Before, we used to go to a movie or something, alright, or go out to eat. But now, we have workshops. My wife works almost 10 hours a day. But, workshops sometimes are at nighttime and she still comes to our workshops.

PISEC has helped George find a purpose and an active way of engaging in the wider community. As a result of his involvement in the program, he feels he has a gift to share.

I'm going because, first of all, I'm going to make sure that my family members can get in without any trouble. Then, I'm going for me. I want to see things that I didn't see. I heard you have the Star Trek exhibit. I'm just going there because I like going there. There's something to do now besides sit in the house and watch television.

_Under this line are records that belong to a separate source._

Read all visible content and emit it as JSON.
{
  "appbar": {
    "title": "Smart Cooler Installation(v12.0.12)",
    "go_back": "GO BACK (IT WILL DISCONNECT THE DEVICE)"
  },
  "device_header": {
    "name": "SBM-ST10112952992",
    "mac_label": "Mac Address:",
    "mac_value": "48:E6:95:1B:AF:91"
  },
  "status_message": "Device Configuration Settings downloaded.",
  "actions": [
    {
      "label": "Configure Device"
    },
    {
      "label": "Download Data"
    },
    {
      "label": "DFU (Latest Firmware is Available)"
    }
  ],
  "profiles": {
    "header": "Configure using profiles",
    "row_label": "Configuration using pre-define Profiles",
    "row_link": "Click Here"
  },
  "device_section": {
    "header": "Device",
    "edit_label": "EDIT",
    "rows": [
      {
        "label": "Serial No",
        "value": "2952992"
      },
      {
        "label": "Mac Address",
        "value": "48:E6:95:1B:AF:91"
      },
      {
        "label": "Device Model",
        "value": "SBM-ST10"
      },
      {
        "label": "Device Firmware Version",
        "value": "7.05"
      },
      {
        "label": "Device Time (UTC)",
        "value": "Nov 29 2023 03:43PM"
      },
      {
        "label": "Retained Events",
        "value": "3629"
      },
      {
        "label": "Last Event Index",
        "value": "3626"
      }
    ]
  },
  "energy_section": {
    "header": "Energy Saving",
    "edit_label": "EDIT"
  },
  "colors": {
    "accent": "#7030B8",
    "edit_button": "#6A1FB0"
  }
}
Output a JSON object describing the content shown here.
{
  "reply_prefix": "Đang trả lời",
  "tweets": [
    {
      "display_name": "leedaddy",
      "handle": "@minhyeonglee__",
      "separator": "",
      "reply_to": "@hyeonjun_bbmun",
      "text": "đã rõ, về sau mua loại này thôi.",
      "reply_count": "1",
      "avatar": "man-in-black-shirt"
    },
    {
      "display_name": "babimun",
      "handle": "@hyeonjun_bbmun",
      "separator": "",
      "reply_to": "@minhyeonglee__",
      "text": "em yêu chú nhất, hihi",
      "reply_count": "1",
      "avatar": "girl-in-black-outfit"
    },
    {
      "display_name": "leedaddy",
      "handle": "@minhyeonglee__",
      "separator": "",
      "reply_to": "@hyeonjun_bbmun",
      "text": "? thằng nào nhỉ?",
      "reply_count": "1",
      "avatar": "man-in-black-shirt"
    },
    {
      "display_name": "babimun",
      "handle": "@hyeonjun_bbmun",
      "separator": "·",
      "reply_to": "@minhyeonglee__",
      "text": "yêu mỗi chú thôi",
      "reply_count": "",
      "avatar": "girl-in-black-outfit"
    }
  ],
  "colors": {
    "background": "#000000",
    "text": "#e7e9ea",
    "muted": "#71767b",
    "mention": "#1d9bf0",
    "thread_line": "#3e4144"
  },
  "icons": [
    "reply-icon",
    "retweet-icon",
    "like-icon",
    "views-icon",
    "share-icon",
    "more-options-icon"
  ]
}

Before PISEC I'd say, "Give me a nice T.V. movie and cable, and I'm fine." Now, I put the remote down and get on out of here! It's just something that I can do. I got a gift, man, I got a skill. Now I can explain to somebody else.

We have a lot of get-togethers on different holidays. And at the houses, we play games, but along with the games, my wife and I, we come up with stuff we learned from The Franklin Institute. This is what I say: Anybody who has a chance, just to come to a PISEC [program] or come to a museum, or, come to a workshop of ours—it'll be a life-changing experience.